The Department of the Interior (DOI) announced that it is fast-tracking its review of Utah’s Velvet-Wood mine to meet U.S. energy needs. The review is part of the DOI’s newly established emergency procedures upon President Trump’s national energy emergency declaration.
Should the mine be approved, the project would “produce uranium and vanadium by accessing the old Velvet Mine workings and developing the Velvet-Wood mineralization,” the DOI explained. The plan would “result in only three acres of new surface disturbance given the proposed underground mining plan and the existing surface disturbance from the old Velvet mine.”

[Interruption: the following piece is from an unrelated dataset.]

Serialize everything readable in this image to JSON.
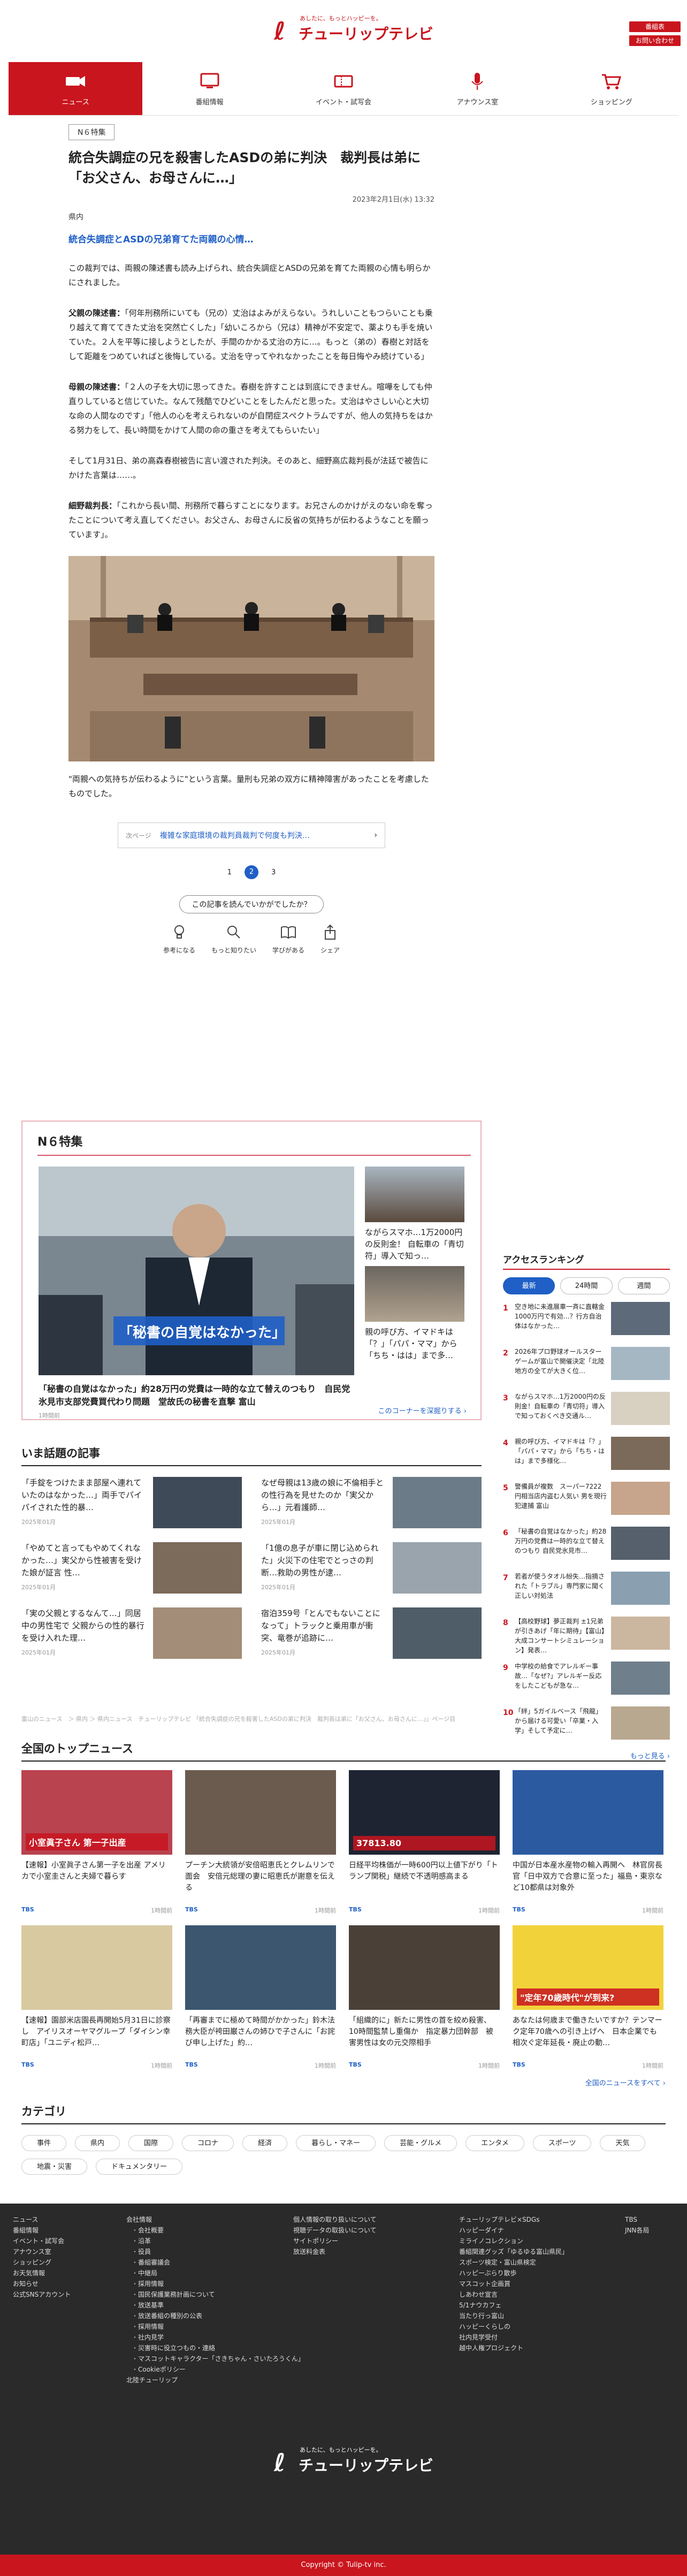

“America is facing an alarming energy emergency because of the prior administration’s Climate Extremist policies. President Trump and his administration are responding with speed and strength to solve this crisis,” Secretary of the Interior Doug Burgum said in a statement. “The expedited mining project review represents exactly the kind of decisive action we need to secure our energy future. By cutting needless delays, we’re supporting good-paying American jobs while strengthening our national security and putting the country on a path to true energy independence.”
Uranium is used for civilian nuclear reactors, medical systems, fuel in Navy nuclear reactors, and nuclear weapons, while vanadium is used in steel production.
The DOI’s release noted that the United States is “dangerously reliant” on foreign imports to meet its needs.
In January, President Trump declared a national energy emergency, stating that energy security is an “increasingly crucial theater of global competition.”
“Our Nation’s current inadequate development of domestic energy resources leaves us vulnerable to hostile foreign actors and poses an imminent and growing threat to the United States’ prosperity and national security,” Trump’s declaration read.